February 26, 2025 at 2:12 PM

If only United Parks would provide some meaningful answers to their meaningfully declining results instead of meaningfully blaming Mother Nature.

In other news, I hope that 9% surcharge (up from 5%) bites them in the rear end. It's the most insulting thing I've ever seen at any point of sale aside from the various surcharges that have been proliferating the restaurant industry. I would hope that sticker folks see on the terminal just before they tap/swipe their credit card forces customers to reconsider their purchases from a company that wants to play "gotcha" at the cash register.

February 26, 2025 at 2:14 PM

So, did they have to pay a 9% surcharge when they bought back their own stock?

February 26, 2025 at 4:34 PM

Before I even read the article, did they blame the weather?

February 26, 2025 at 4:39 PM

*10 minutes later* They blamed the weather.

Sigh.

I really enjoy these parks, but it’s getting harder and harder to show that love as of late.

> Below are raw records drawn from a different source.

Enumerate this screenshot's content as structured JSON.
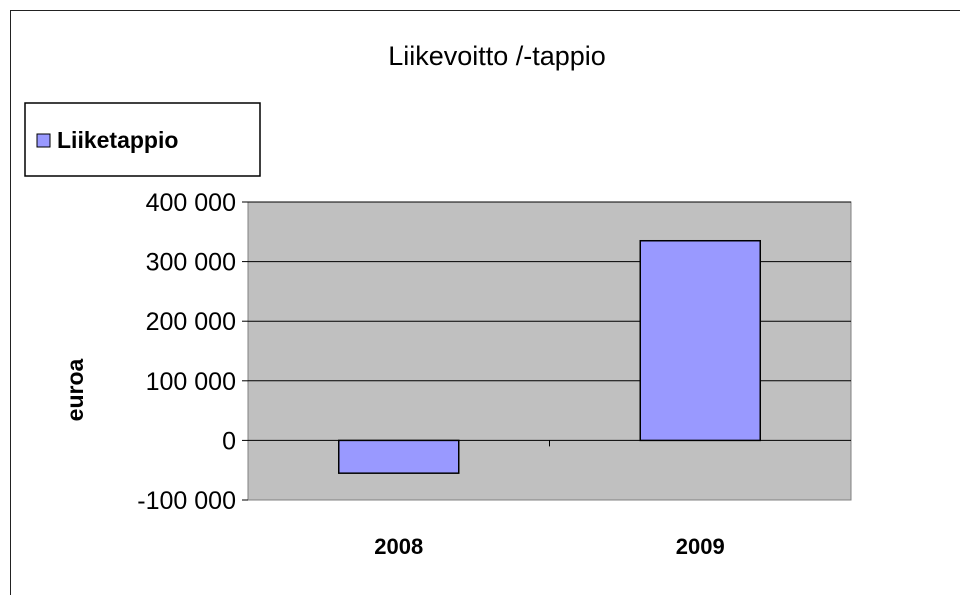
{
  "chart_data": {
    "type": "bar",
    "title": "Liikevoitto /-tappio",
    "ylabel": "euroa",
    "xlabel": "",
    "categories": [
      "2008",
      "2009"
    ],
    "series": [
      {
        "name": "Liiketappio",
        "values": [
          -55000,
          335000
        ],
        "color": "#9999ff"
      }
    ],
    "ylim": [
      -100000,
      400000
    ],
    "yticks": [
      -100000,
      0,
      100000,
      200000,
      300000,
      400000
    ],
    "ytick_labels": [
      "-100 000",
      "0",
      "100 000",
      "200 000",
      "300 000",
      "400 000"
    ],
    "grid": true,
    "legend_position": "top-left",
    "plot_background": "#c0c0c0"
  }
}
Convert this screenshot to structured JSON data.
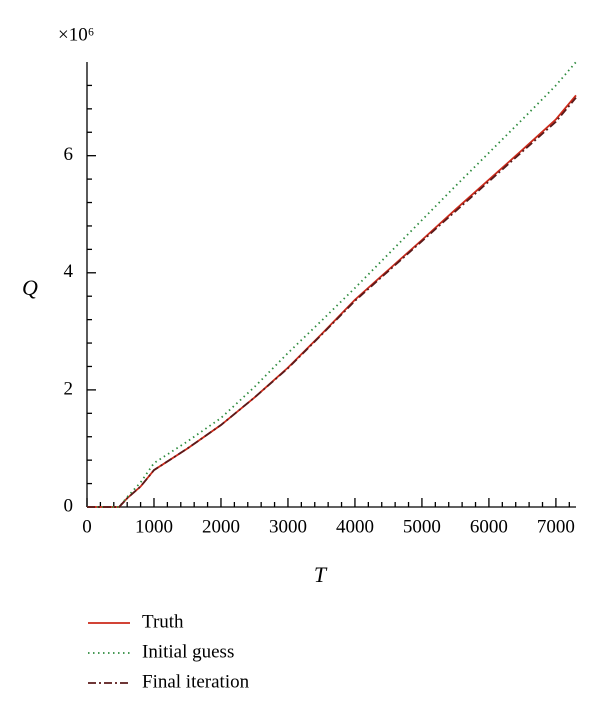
{
  "chart_data": {
    "type": "line",
    "x_label": "T",
    "y_label": "Q",
    "y_multiplier": "×10⁶",
    "x": [
      0,
      480,
      600,
      800,
      1000,
      1500,
      2000,
      2500,
      3000,
      3500,
      4000,
      4500,
      5000,
      5500,
      6000,
      6500,
      7000,
      7300
    ],
    "series": [
      {
        "name": "Truth",
        "color": "#cc2a1a",
        "dash": "solid",
        "values": [
          0,
          0,
          0.15,
          0.35,
          0.63,
          1.0,
          1.4,
          1.87,
          2.38,
          2.95,
          3.54,
          4.05,
          4.56,
          5.08,
          5.59,
          6.1,
          6.62,
          7.03
        ]
      },
      {
        "name": "Initial guess",
        "color": "#2e8b3e",
        "dash": "dotted",
        "values": [
          0,
          0,
          0.17,
          0.42,
          0.75,
          1.12,
          1.52,
          2.05,
          2.63,
          3.18,
          3.74,
          4.32,
          4.9,
          5.48,
          6.05,
          6.62,
          7.2,
          7.6
        ]
      },
      {
        "name": "Final iteration",
        "color": "#5a1a1a",
        "dash": "dashdot",
        "values": [
          0,
          0,
          0.15,
          0.35,
          0.63,
          1.0,
          1.4,
          1.87,
          2.37,
          2.94,
          3.52,
          4.03,
          4.54,
          5.05,
          5.56,
          6.07,
          6.58,
          6.99
        ]
      }
    ],
    "xlim": [
      0,
      7300
    ],
    "ylim": [
      0,
      7.6
    ],
    "xticks": [
      0,
      1000,
      2000,
      3000,
      4000,
      5000,
      6000,
      7000
    ],
    "yticks": [
      0,
      2,
      4,
      6
    ],
    "xminorticks": [
      200,
      400,
      600,
      800,
      1200,
      1400,
      1600,
      1800,
      2200,
      2400,
      2600,
      2800,
      3200,
      3400,
      3600,
      3800,
      4200,
      4400,
      4600,
      4800,
      5200,
      5400,
      5600,
      5800,
      6200,
      6400,
      6600,
      6800,
      7200
    ],
    "yminorticks": [
      0.4,
      0.8,
      1.2,
      1.6,
      2.4,
      2.8,
      3.2,
      3.6,
      4.4,
      4.8,
      5.2,
      5.6,
      6.4,
      6.8,
      7.2
    ],
    "grid": false
  }
}
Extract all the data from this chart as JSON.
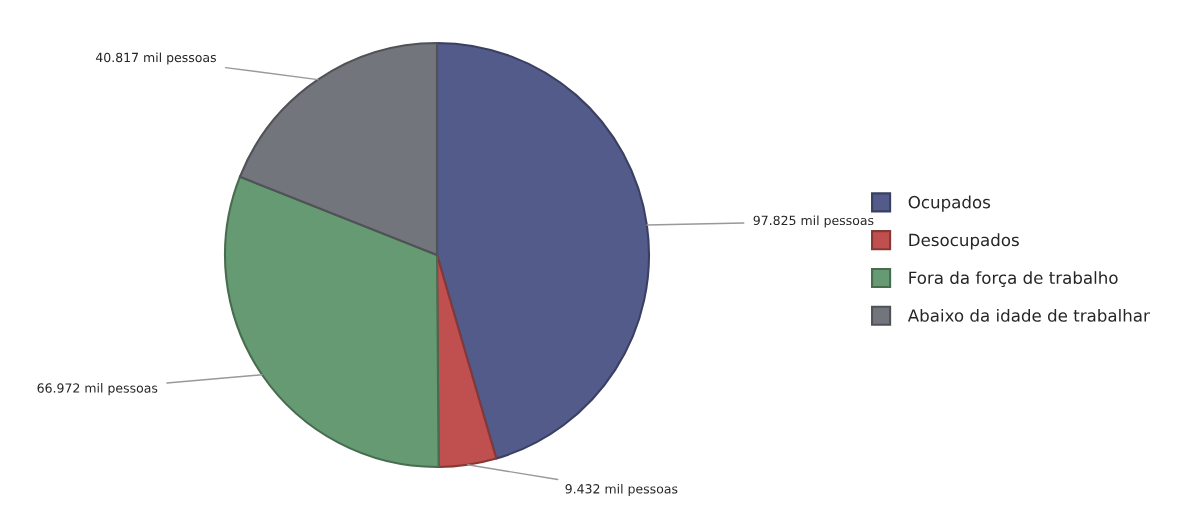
{
  "chart_data": {
    "type": "pie",
    "categories": [
      "Ocupados",
      "Desocupados",
      "Fora da força de trabalho",
      "Abaixo da idade de trabalhar"
    ],
    "values": [
      97825,
      9432,
      66972,
      40817
    ],
    "value_labels": [
      "97.825 mil pessoas",
      "9.432 mil pessoas",
      "66.972 mil pessoas",
      "40.817 mil pessoas"
    ],
    "colors": [
      "#535b8b",
      "#c0504f",
      "#669a72",
      "#73757d"
    ],
    "legend": "right"
  }
}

February 26, 2025 at 5:13 PM

Good. Keep it coming. Only way to make them change is to hit them where it hurts – in the wallet.

February 26, 2025 at 7:11 PM

Can't say I'm all that surprised. Nothing United announced for 2024 was all that exciting (and most of it didn't open until the second half of the season), nothing they've announced for next year is particularly notable, and they've done nothing but normalize nickel and diming customers. I didn't renew my pass when it expired in late 2023, and until the next time I visit Florida I don't really have much desire to visit a United property. It sucks because a couple of United's properties really should be in the top 20 US parks, but the way the company is running things there are at least a half dozen Six Flags properties I'd recommend first at this point in time.

February 27, 2025 at 11:10 AM

*sigh* remember when six flags was the gold standard for bottom of the barrel, thrill-focused, half-baked parks? Those were the days.